Сам таймпорт не представлял собой запоминающегося зрелища: он выглядел как гигантская рамка, от которой с двух сторон велись дорожки с указателями, куда следовать. Дальше две дороги расплетались во множество путей, напоминая ворота в аэропорту. Гости, выйдя из порта, попадали в таможенный пункт «Тур-Тайм», где тщательно проверялась их личность и досматривался багаж. Работники агентства были одеты в простые строгие костюмы, по которым их можно было с легкостью распознать в общей пестрой сумятице.
Таможня делилась на этажи, все зависело от века, из которого прибыл путешественник. Деб Харди не позволили хорошо осмотреть здание, так как служба, занимающаяся древнейшей эпохой, располагалась на первом подземном этаже. Здесь были просторные помещения с множеством указателей на древних языках. У дверей стояли в ряды тележки для поклажи и прочего. Были также и магазины, продающие вещи двадцатого века выходцам из прошлой эры.

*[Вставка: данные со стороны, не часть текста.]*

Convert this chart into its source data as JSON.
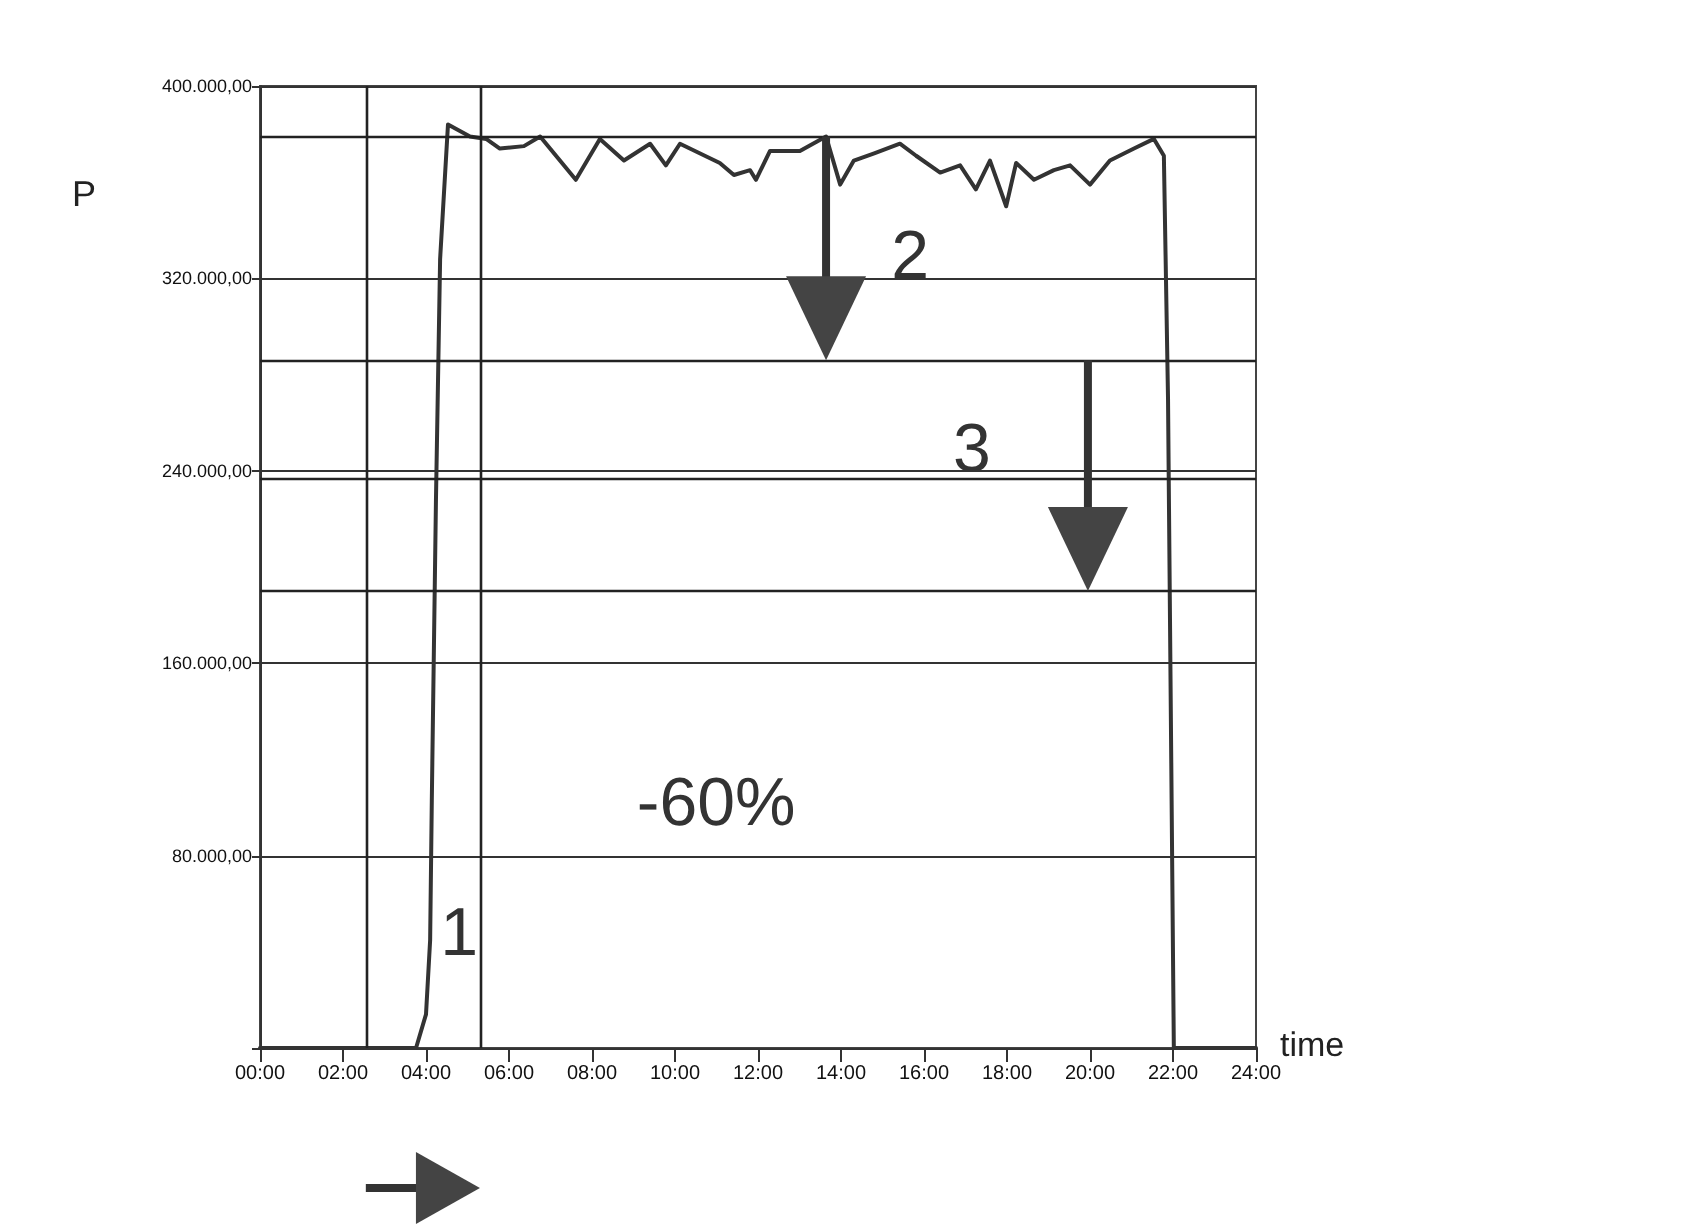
{
  "chart_data": {
    "type": "line",
    "xlabel": "time",
    "ylabel": "P",
    "x": [
      0,
      3.76,
      4.0,
      4.1,
      4.14,
      4.24,
      4.34,
      4.53,
      5.06,
      5.45,
      5.78,
      6.36,
      6.75,
      7.61,
      8.19,
      8.77,
      9.4,
      9.78,
      10.12,
      11.08,
      11.42,
      11.81,
      11.95,
      12.29,
      13.01,
      13.64,
      13.98,
      14.31,
      14.8,
      15.42,
      15.81,
      16.39,
      16.87,
      17.25,
      17.59,
      17.98,
      18.22,
      18.65,
      19.13,
      19.52,
      20.0,
      20.48,
      21.06,
      21.54,
      21.78,
      21.88,
      22.02,
      24
    ],
    "values": [
      0,
      0,
      14000,
      45000,
      103000,
      228000,
      328000,
      384000,
      379000,
      378000,
      374000,
      375000,
      379000,
      361000,
      378000,
      369000,
      376000,
      367000,
      376000,
      368000,
      363000,
      365000,
      361000,
      373000,
      373000,
      379000,
      359000,
      369000,
      372000,
      376000,
      371000,
      364000,
      367000,
      357000,
      369000,
      350000,
      368000,
      361000,
      365000,
      367000,
      359000,
      369000,
      374000,
      378000,
      371000,
      270000,
      0,
      0
    ],
    "color": "#333333",
    "marker": "none",
    "line_style": "solid",
    "xlim": [
      0,
      24
    ],
    "xticks": [
      {
        "value": 0,
        "label": "00:00"
      },
      {
        "value": 2,
        "label": "02:00"
      },
      {
        "value": 4,
        "label": "04:00"
      },
      {
        "value": 6,
        "label": "06:00"
      },
      {
        "value": 8,
        "label": "08:00"
      },
      {
        "value": 10,
        "label": "10:00"
      },
      {
        "value": 12,
        "label": "12:00"
      },
      {
        "value": 14,
        "label": "14:00"
      },
      {
        "value": 16,
        "label": "16:00"
      },
      {
        "value": 18,
        "label": "18:00"
      },
      {
        "value": 20,
        "label": "20:00"
      },
      {
        "value": 22,
        "label": "22:00"
      },
      {
        "value": 24,
        "label": "24:00"
      }
    ],
    "ylim": [
      0,
      400000
    ],
    "yticks": [
      {
        "value": 0,
        "label": null
      },
      {
        "value": 80000,
        "label": "80.000,00"
      },
      {
        "value": 160000,
        "label": "160.000,00"
      },
      {
        "value": 240000,
        "label": "240.000,00"
      },
      {
        "value": 320000,
        "label": "320.000,00"
      },
      {
        "value": 400000,
        "label": "400.000,00"
      }
    ],
    "grid": "y",
    "ref_lines": [
      {
        "axis": "x",
        "value": 2.55,
        "color": "#222222"
      },
      {
        "axis": "x",
        "value": 5.3,
        "color": "#222222"
      },
      {
        "axis": "y",
        "value": 379000,
        "color": "#222222"
      },
      {
        "axis": "y",
        "value": 286000,
        "color": "#222222"
      },
      {
        "axis": "y",
        "value": 237000,
        "color": "#222222"
      },
      {
        "axis": "y",
        "value": 190000,
        "color": "#222222"
      }
    ],
    "annotations": [
      "1",
      {
        "text": "2",
        "x": 13.64,
        "y": 286000
      },
      {
        "text": "3",
        "x": 19.95,
        "y": 190000
      },
      "-60%"
    ]
  }
}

Несмотря на размер помещения, в нем было тесно и душно. Отовсюду раздавались возмущенные или гневные голоса. Перед Деб Харди стояли очереди финикиян и хеттов, древних египтян и ассирийцев, народов, полностью исчезнувших или смешавшихся сегодня. Многие злились на то, что не дозволялось брать с собой на отдых домашних рабов и их приходилось отправлять обратно за счет клиента. Раньше приток был еще больше, но после Разлома риск заблудиться во времени отпугнул многих отдыхающих.
На этом уровне работали самые терпеливые и образованные люди «Тур-Тайм», натренированные решать любые проблемы. Другое дело, что их не удавалось избежать ни с одним клиентом. Для каждого времяного туриста древности современный мир был потрясением, и только самые заядлые путешественники обходились без особой помощи.
– Единственным клиентом, кто не вызвал никаких проблем, был Озимандия, – прокомментировала Бонни. – Начиная с того, что он в совершенстве владел современным английским, и заканчивая тем, что взял с собой из вещей лишь один рюкзак. Рюкзак, слышишь меня? Где он его достал, если не бывал здесь раньше? Как я уже сказала, он не вызвал никаких проблем, и поэтому был тут же поставлен на учет.
– Он научился всему от того человека, – пояснила Деб.
– Да, и твоя задача помешать этому человеку. Ты ведь понимаешь, что он нарушил правила? Возможно, им окажется твой отец, а если и нет, ты в любом случае найдешь его там. Больше ему некуда было бежать. По крайней мере, «Тур-Тайм» прочесало двадцатый век целиком.
Потом без долгих объяснений девушку подвели к огромной рамке, чтобы отправить в прошлое.
– Ты ничего не забыла? – Бонни спросила в последние минуты.
– Переводчик! Вы обещали сопровождение!
– Ах да, разумеется. Па, позови переводчика! – попросила Бонни, и вскоре Том Коннор привел к рамке Тода Итана. Ему было хорошо за тридцать, и он мало походил на себя в молодости. У него был усталый, блуждающий взгляд и слабая дрожь в руках и коленях. Создавалось впечатление, что он вот-вот рухнет в обморок.
– Тод Итан! – изумилась Харди.
– Он самый. Он так много знает, что «Тур-Тайм» было выгодно оставить его при себе. Другое дело, что он теперь вряд ли представляет прежнюю угрозу.
– В смысле?
– «Тур-Тайм» вложило большие средства, чтобы втолкать ему в голову древнеегипетскую грамматику и тому подобное. Он сам изъявил желание стать переводчиком. Но спустя несколько переправ туда и обратно у него открылась известная болезнь.
– Синдром времяного пассажира? – с рассеянным видом переспросила Деб Харди. Она до сих пор не могла вообразить, что это такое. Чего начинают бояться опытные агенты?
– Да, но забудь о нем, иначе сама заболеешь. Думай лучше о цели, – этими словами Конноры проводили девушку в опасный путь.